「羊にごはんを食べさせてもらっている」と語る関澤氏は、麻布十番にある「羊サンライズ」のオーナーである。彼はサラリーマン時代に地元・茨城県にできたジンギスカン店で羊肉の美味しさに目覚めてから全国100軒以上のジンギスカン店を巡り、北海道をはじめジンギスカン店の修行期間を経て、勝負するなら東京でと羊サンライズを開いてしまった。
同店ではオーストラリア産をはじめ国産、フランス産など様々な産地の羊肉が食べられる。特に、生産量が少ない国産羊肉は北海道をはじめ、それぞれの生産者を直接訪ね、断られても粘り強く交渉した結果、取引ができるようになったという。ジンギスカンは基本、焼くだけというシンプルな料理だからこそ、関澤氏が選び抜いた羊肉の味が堪能できる。
2016年に第3期ラムバサダーに任命され、研修としてオーストラリアで朝昼晩と羊肉を使ったフルコースを食べた。この旅を通じて、羊肉を食べるならジンギスカンという料理が世界で一番おいしいと再認識したというくらい、とにかくジンギスカンが大好きなのである。
オーストラリアではもう一つ収穫があった。南オーストラリアで生産されているパスチャーフェッドラムとの出会いだ。クローバーやライグラスといった栄養豊富な牧草でのびのび育った羊の肉は、羊サンライズへ客としてきた有名シェフも太鼓判を押す味だという。
店には同業者も多く訪れ、パスチャーフェッドラムをはじめ、関澤氏が実際にやり取りしている羊肉の取引先は隠さずどんどん共有しているという。というのも、日本人一人当たりが食べる羊肉は、年間たったの200グラム、羊肉全体を盛り上げなければまた一過性のブームが過ぎ去った後、一気に羊肉の消費が落ち込むのではないか、と懸念する。業界全体を盛り上げることが、国内の生産者をはじめ、羊をめぐる皆が幸せになれる方法なのだ。先のパスチャーフェッドラム、数ヶ月で輸入量が5倍になったというから、驚きである。
「羊は捨てるところが全くないんです」という関澤氏、次は、現在、捨てられているラム皮を製品化することを計画中だ。ジンギスカン、羊に留まらず「羊総合商社」として活動を広げる、羊肉業界全体を考える関澤氏の動向から目が離せない。
関澤 波留人
羊SUNRISE オーナー
ジンギスカンの名店「札幌成吉思汗しろくま札幌本店」で修行。2015年同新橋店店長に就任。

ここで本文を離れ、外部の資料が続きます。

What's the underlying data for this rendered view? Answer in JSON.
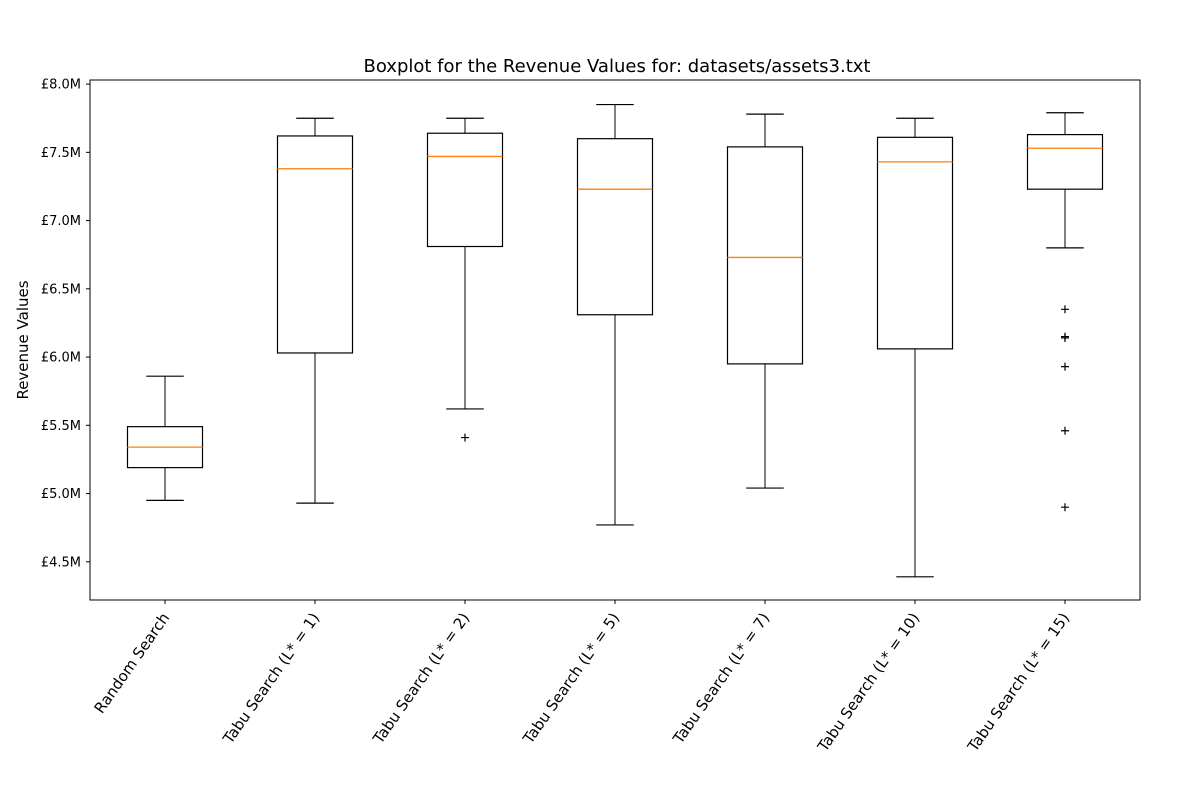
{
  "chart_data": {
    "type": "boxplot",
    "title": "Boxplot for the Revenue Values for: datasets/assets3.txt",
    "xlabel": "",
    "ylabel": "Revenue Values",
    "ylim": [
      4.22,
      8.03
    ],
    "yticks": [
      {
        "value": 4.5,
        "label": "£4.5M"
      },
      {
        "value": 5.0,
        "label": "£5.0M"
      },
      {
        "value": 5.5,
        "label": "£5.5M"
      },
      {
        "value": 6.0,
        "label": "£6.0M"
      },
      {
        "value": 6.5,
        "label": "£6.5M"
      },
      {
        "value": 7.0,
        "label": "£7.0M"
      },
      {
        "value": 7.5,
        "label": "£7.5M"
      },
      {
        "value": 8.0,
        "label": "£8.0M"
      }
    ],
    "grid": false,
    "colors": {
      "box": "#000000",
      "median": "#ff7f0e",
      "flier": "#000000"
    },
    "categories": [
      "Random Search",
      "Tabu Search (L* = 1)",
      "Tabu Search (L* = 2)",
      "Tabu Search (L* = 5)",
      "Tabu Search (L* = 7)",
      "Tabu Search (L* = 10)",
      "Tabu Search (L* = 15)"
    ],
    "boxes": [
      {
        "whisker_low": 4.95,
        "q1": 5.19,
        "median": 5.34,
        "q3": 5.49,
        "whisker_high": 5.86,
        "outliers": []
      },
      {
        "whisker_low": 4.93,
        "q1": 6.03,
        "median": 7.38,
        "q3": 7.62,
        "whisker_high": 7.75,
        "outliers": []
      },
      {
        "whisker_low": 5.62,
        "q1": 6.81,
        "median": 7.47,
        "q3": 7.64,
        "whisker_high": 7.75,
        "outliers": [
          5.41
        ]
      },
      {
        "whisker_low": 4.77,
        "q1": 6.31,
        "median": 7.23,
        "q3": 7.6,
        "whisker_high": 7.85,
        "outliers": []
      },
      {
        "whisker_low": 5.04,
        "q1": 5.95,
        "median": 6.73,
        "q3": 7.54,
        "whisker_high": 7.78,
        "outliers": []
      },
      {
        "whisker_low": 4.39,
        "q1": 6.06,
        "median": 7.43,
        "q3": 7.61,
        "whisker_high": 7.75,
        "outliers": []
      },
      {
        "whisker_low": 6.8,
        "q1": 7.23,
        "median": 7.53,
        "q3": 7.63,
        "whisker_high": 7.79,
        "outliers": [
          6.35,
          6.15,
          6.14,
          5.93,
          5.46,
          4.9
        ]
      }
    ]
  }
}
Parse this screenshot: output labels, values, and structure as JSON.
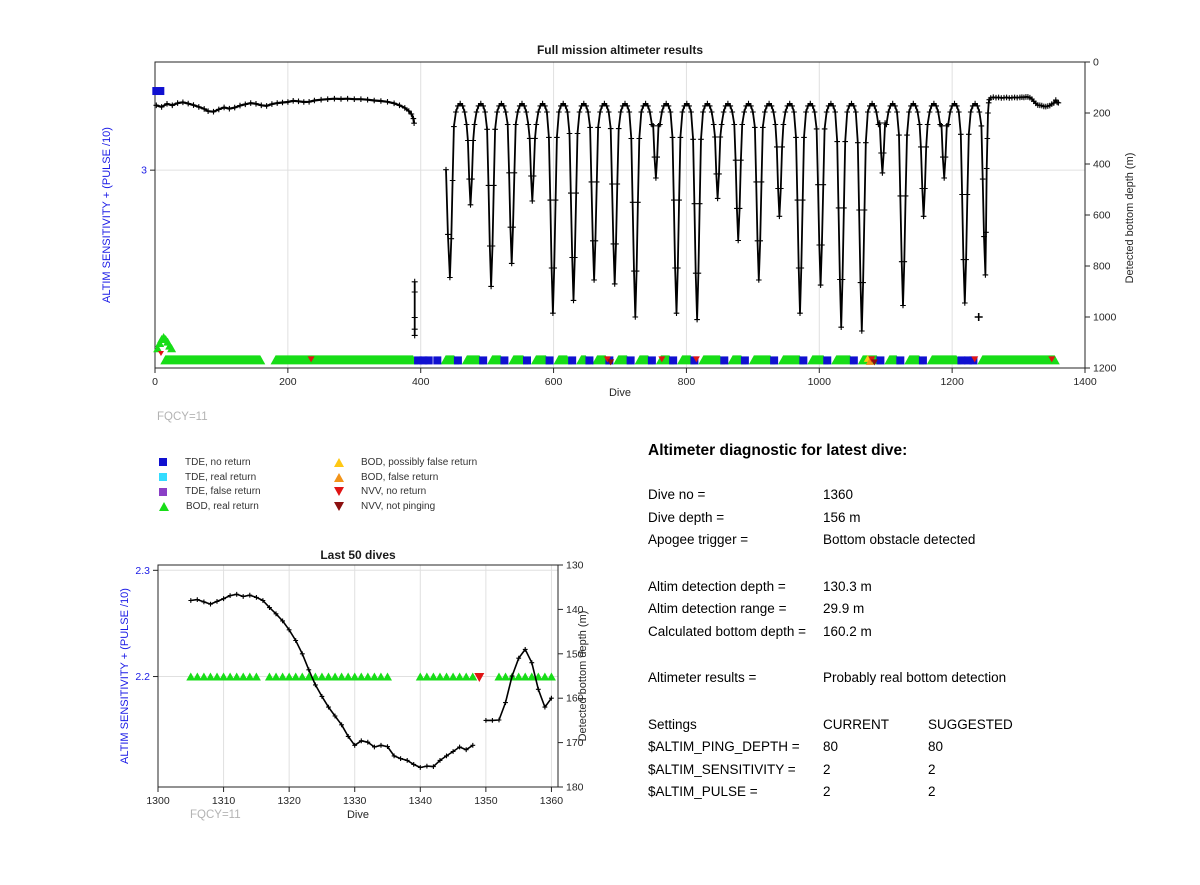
{
  "colors": {
    "axis": "#262626",
    "grid": "#e0e0e0",
    "line": "#000000",
    "blue_axis_text": "#1a1ae6",
    "gray_annotation": "#b3b3b3",
    "tde_no_return": "#1010d0",
    "tde_real_return": "#33dcff",
    "tde_false_return": "#8a3fc6",
    "bod_real_return": "#17dd17",
    "bod_possibly_false_return": "#ffc814",
    "bod_false_return": "#f29318",
    "nvv_no_return": "#e01414",
    "nvv_not_pinging": "#8c1010"
  },
  "legend": {
    "items": [
      {
        "shape": "square",
        "color_key": "tde_no_return",
        "label": "TDE, no return"
      },
      {
        "shape": "square",
        "color_key": "tde_real_return",
        "label": "TDE, real return"
      },
      {
        "shape": "square",
        "color_key": "tde_false_return",
        "label": "TDE, false return"
      },
      {
        "shape": "tri-up",
        "color_key": "bod_real_return",
        "label": "BOD, real return"
      },
      {
        "shape": "tri-up",
        "color_key": "bod_possibly_false_return",
        "label": "BOD, possibly false return"
      },
      {
        "shape": "tri-up",
        "color_key": "bod_false_return",
        "label": "BOD, false return"
      },
      {
        "shape": "tri-down",
        "color_key": "nvv_no_return",
        "label": "NVV, no return"
      },
      {
        "shape": "tri-down",
        "color_key": "nvv_not_pinging",
        "label": "NVV, not pinging"
      }
    ]
  },
  "diagnostic": {
    "title": "Altimeter diagnostic for latest dive:",
    "group1": [
      {
        "label": "Dive no =",
        "value": "1360"
      },
      {
        "label": "Dive depth =",
        "value": "156 m"
      },
      {
        "label": "Apogee trigger =",
        "value": "Bottom obstacle detected"
      }
    ],
    "group2": [
      {
        "label": "Altim detection depth =",
        "value": "130.3 m"
      },
      {
        "label": "Altim detection range =",
        "value": "29.9 m"
      },
      {
        "label": "Calculated bottom depth =",
        "value": "160.2 m"
      }
    ],
    "group3": [
      {
        "label": "Altimeter results =",
        "value": "Probably real bottom detection"
      }
    ],
    "settings": {
      "col1": "Settings",
      "col2": "CURRENT",
      "col3": "SUGGESTED",
      "rows": [
        {
          "name": "$ALTIM_PING_DEPTH =",
          "current": "80",
          "suggested": "80"
        },
        {
          "name": "$ALTIM_SENSITIVITY =",
          "current": "2",
          "suggested": "2"
        },
        {
          "name": "$ALTIM_PULSE =",
          "current": "2",
          "suggested": "2"
        }
      ]
    }
  },
  "chart_data": [
    {
      "type": "line",
      "title": "Full mission altimeter results",
      "xlabel": "Dive",
      "ylabel_left": "ALTIM SENSITIVITY + (PULSE /10)",
      "ylabel_right": "Detected bottom depth (m)",
      "annotation": "FQCY=11",
      "xlim": [
        0,
        1400
      ],
      "left_ylim": [
        0,
        4.64
      ],
      "right_ylim": [
        0,
        1200
      ],
      "right_axis_reversed": true,
      "grid": true,
      "x_ticks": [
        0,
        200,
        400,
        600,
        800,
        1000,
        1200,
        1400
      ],
      "left_ticks": [
        3
      ],
      "right_ticks": [
        0,
        200,
        400,
        600,
        800,
        1000,
        1200
      ],
      "start_segment": [
        [
          2,
          170
        ],
        [
          10,
          176
        ],
        [
          18,
          164
        ],
        [
          26,
          170
        ],
        [
          34,
          161
        ],
        [
          42,
          158
        ],
        [
          50,
          163
        ],
        [
          58,
          169
        ],
        [
          66,
          176
        ],
        [
          74,
          184
        ],
        [
          80,
          193
        ],
        [
          88,
          195
        ],
        [
          96,
          186
        ],
        [
          104,
          178
        ],
        [
          112,
          183
        ],
        [
          120,
          179
        ],
        [
          128,
          171
        ],
        [
          136,
          166
        ],
        [
          144,
          161
        ],
        [
          152,
          164
        ],
        [
          160,
          170
        ],
        [
          168,
          172
        ],
        [
          176,
          165
        ],
        [
          184,
          161
        ],
        [
          192,
          159
        ],
        [
          200,
          157
        ],
        [
          208,
          152
        ],
        [
          216,
          154
        ],
        [
          224,
          157
        ],
        [
          232,
          156
        ],
        [
          240,
          151
        ],
        [
          250,
          148
        ],
        [
          260,
          146
        ],
        [
          270,
          144
        ],
        [
          280,
          145
        ],
        [
          290,
          144
        ],
        [
          300,
          146
        ],
        [
          310,
          146
        ],
        [
          320,
          148
        ],
        [
          330,
          151
        ],
        [
          340,
          153
        ],
        [
          350,
          156
        ],
        [
          360,
          162
        ],
        [
          368,
          170
        ],
        [
          376,
          180
        ],
        [
          382,
          192
        ],
        [
          386,
          204
        ],
        [
          389,
          222
        ],
        [
          390,
          240
        ]
      ],
      "pre_dip_segment": [
        [
          391,
          862
        ],
        [
          391,
          902
        ],
        [
          391,
          1002
        ],
        [
          391,
          1048
        ],
        [
          391,
          1072
        ]
      ],
      "dip_bottoms": [
        [
          444,
          845
        ],
        [
          475,
          560
        ],
        [
          506,
          880
        ],
        [
          537,
          790
        ],
        [
          568,
          545
        ],
        [
          599,
          985
        ],
        [
          630,
          935
        ],
        [
          661,
          855
        ],
        [
          692,
          870
        ],
        [
          723,
          1000
        ],
        [
          754,
          455
        ],
        [
          785,
          985
        ],
        [
          816,
          1010
        ],
        [
          847,
          535
        ],
        [
          878,
          700
        ],
        [
          909,
          855
        ],
        [
          940,
          605
        ],
        [
          971,
          985
        ],
        [
          1002,
          875
        ],
        [
          1033,
          1040
        ],
        [
          1064,
          1055
        ],
        [
          1095,
          435
        ],
        [
          1126,
          955
        ],
        [
          1157,
          605
        ],
        [
          1188,
          455
        ],
        [
          1219,
          945
        ],
        [
          1250,
          835
        ]
      ],
      "tail_segment": [
        [
          1254,
          200
        ],
        [
          1255,
          160
        ],
        [
          1256,
          148
        ],
        [
          1258,
          141
        ],
        [
          1262,
          138
        ],
        [
          1266,
          140
        ],
        [
          1270,
          139
        ],
        [
          1274,
          141
        ],
        [
          1278,
          140
        ],
        [
          1282,
          139
        ],
        [
          1286,
          141
        ],
        [
          1290,
          140
        ],
        [
          1294,
          139
        ],
        [
          1298,
          140
        ],
        [
          1302,
          139
        ],
        [
          1305,
          138
        ],
        [
          1308,
          139
        ],
        [
          1311,
          137
        ],
        [
          1314,
          137
        ],
        [
          1317,
          140
        ],
        [
          1320,
          145
        ],
        [
          1323,
          154
        ],
        [
          1326,
          162
        ],
        [
          1329,
          169
        ],
        [
          1332,
          170
        ],
        [
          1335,
          171
        ],
        [
          1338,
          174
        ],
        [
          1341,
          175
        ],
        [
          1344,
          173
        ],
        [
          1347,
          171
        ],
        [
          1350,
          165
        ],
        [
          1353,
          161
        ],
        [
          1356,
          149
        ],
        [
          1358,
          158
        ],
        [
          1360,
          160
        ]
      ],
      "isolated_points": [
        [
          1240,
          1000
        ]
      ],
      "sensitivity_square": {
        "dive": 5,
        "value": 4.2
      },
      "start_cluster": {
        "triangles": [
          [
            4,
            0.3
          ],
          [
            7,
            0.38
          ],
          [
            10,
            0.44
          ],
          [
            13,
            0.47
          ],
          [
            16,
            0.44
          ],
          [
            19,
            0.4
          ],
          [
            22,
            0.34
          ],
          [
            25,
            0.3
          ]
        ],
        "red_triangle": [
          9,
          0.22
        ]
      },
      "band": {
        "value": 0.115,
        "green_ranges": [
          [
            8,
            160
          ],
          [
            174,
            390
          ],
          [
            430,
            452
          ],
          [
            462,
            490
          ],
          [
            500,
            522
          ],
          [
            532,
            556
          ],
          [
            566,
            590
          ],
          [
            600,
            622
          ],
          [
            634,
            650
          ],
          [
            658,
            680
          ],
          [
            690,
            712
          ],
          [
            722,
            744
          ],
          [
            754,
            776
          ],
          [
            786,
            808
          ],
          [
            818,
            852
          ],
          [
            862,
            884
          ],
          [
            894,
            928
          ],
          [
            938,
            972
          ],
          [
            982,
            1008
          ],
          [
            1018,
            1048
          ],
          [
            1058,
            1088
          ],
          [
            1098,
            1118
          ],
          [
            1128,
            1152
          ],
          [
            1162,
            1208
          ],
          [
            1238,
            1356
          ]
        ],
        "blue_squares": [
          396,
          404,
          412,
          425,
          456,
          494,
          526,
          560,
          594,
          628,
          654,
          684,
          716,
          748,
          780,
          812,
          857,
          888,
          932,
          976,
          1012,
          1052,
          1092,
          1122,
          1156,
          1214,
          1224,
          1232
        ],
        "red_triangles": [
          235,
          681,
          763,
          815,
          1079,
          1234,
          1350
        ],
        "dark_red_triangles": [
          686,
          1083
        ],
        "yellow_triangles": [
          1073
        ],
        "orange_triangles": [
          1076
        ]
      }
    },
    {
      "type": "line",
      "title": "Last 50 dives",
      "xlabel": "Dive",
      "ylabel_left": "ALTIM SENSITIVITY + (PULSE /10)",
      "ylabel_right": "Detected bottom depth (m)",
      "annotation": "FQCY=11",
      "xlim": [
        1300,
        1361
      ],
      "left_ylim": [
        2.096,
        2.305
      ],
      "right_ylim": [
        130,
        180
      ],
      "right_axis_reversed": true,
      "grid": true,
      "x_ticks": [
        1300,
        1310,
        1320,
        1330,
        1340,
        1350,
        1360
      ],
      "left_ticks": [
        2.3,
        2.2
      ],
      "right_ticks": [
        130,
        140,
        150,
        160,
        170,
        180
      ],
      "depth_segments": [
        [
          [
            1305,
            138
          ],
          [
            1306,
            137.8
          ],
          [
            1307,
            138.3
          ],
          [
            1308,
            138.8
          ],
          [
            1309,
            138.2
          ],
          [
            1310,
            137.6
          ],
          [
            1311,
            136.9
          ],
          [
            1312,
            136.6
          ],
          [
            1313,
            137.1
          ],
          [
            1314,
            136.8
          ],
          [
            1315,
            137.3
          ],
          [
            1316,
            138
          ],
          [
            1317,
            139.6
          ],
          [
            1318,
            141
          ],
          [
            1319,
            142.6
          ],
          [
            1320,
            144.6
          ],
          [
            1321,
            147
          ],
          [
            1322,
            150
          ],
          [
            1323,
            153.6
          ],
          [
            1324,
            157
          ],
          [
            1325,
            159.6
          ],
          [
            1326,
            162
          ],
          [
            1327,
            164
          ],
          [
            1328,
            166
          ],
          [
            1329,
            168.6
          ],
          [
            1330,
            170.6
          ],
          [
            1331,
            169.6
          ],
          [
            1332,
            169.9
          ],
          [
            1333,
            171
          ],
          [
            1334,
            170.6
          ],
          [
            1335,
            170.9
          ],
          [
            1336,
            173
          ],
          [
            1337,
            173.6
          ],
          [
            1338,
            174
          ],
          [
            1339,
            174.9
          ],
          [
            1340,
            175.6
          ],
          [
            1341,
            175.3
          ],
          [
            1342,
            175.4
          ],
          [
            1343,
            174
          ],
          [
            1344,
            173
          ],
          [
            1345,
            172
          ],
          [
            1346,
            171
          ],
          [
            1347,
            171.6
          ],
          [
            1348,
            170.6
          ]
        ],
        [
          [
            1350,
            165
          ],
          [
            1351,
            165
          ],
          [
            1352,
            164.9
          ],
          [
            1353,
            161
          ],
          [
            1354,
            155
          ],
          [
            1355,
            151
          ],
          [
            1356,
            149
          ],
          [
            1357,
            152
          ],
          [
            1358,
            158
          ],
          [
            1359,
            162
          ],
          [
            1360,
            160
          ]
        ]
      ],
      "sensitivity_value": 2.2,
      "green_triangle_ranges": [
        [
          1305,
          1315
        ],
        [
          1317,
          1335
        ],
        [
          1340,
          1348
        ],
        [
          1352,
          1360
        ]
      ],
      "red_triangle_dives": [
        1349
      ]
    }
  ]
}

退職後、国内の様々な緬羊牧場を自家用車で車中泊3,000km走破し訪問。オーストラリアの牧場も視察した後、2016年、麻布十番に国産・オーストラリア産など様々な羊肉を揃えたジンギスカン店「羊SUNRISE」を開業。2018年、「TEPPAN羊SUNRISE」を神楽坂にオープン。
「羊の夜明け」という店名の由来を実現すべく国内外多くの羊飼いと向き合い、品種、月齢、飼養管理方法の違いによって生まれる味わいを、羊の栄養価や歴史も含め「羊肉をめぐる冒険」としてお客様に提供。
1982年4月生まれ。戌年・牡羊座の男は、牧羊犬の如く日々羊を追求している。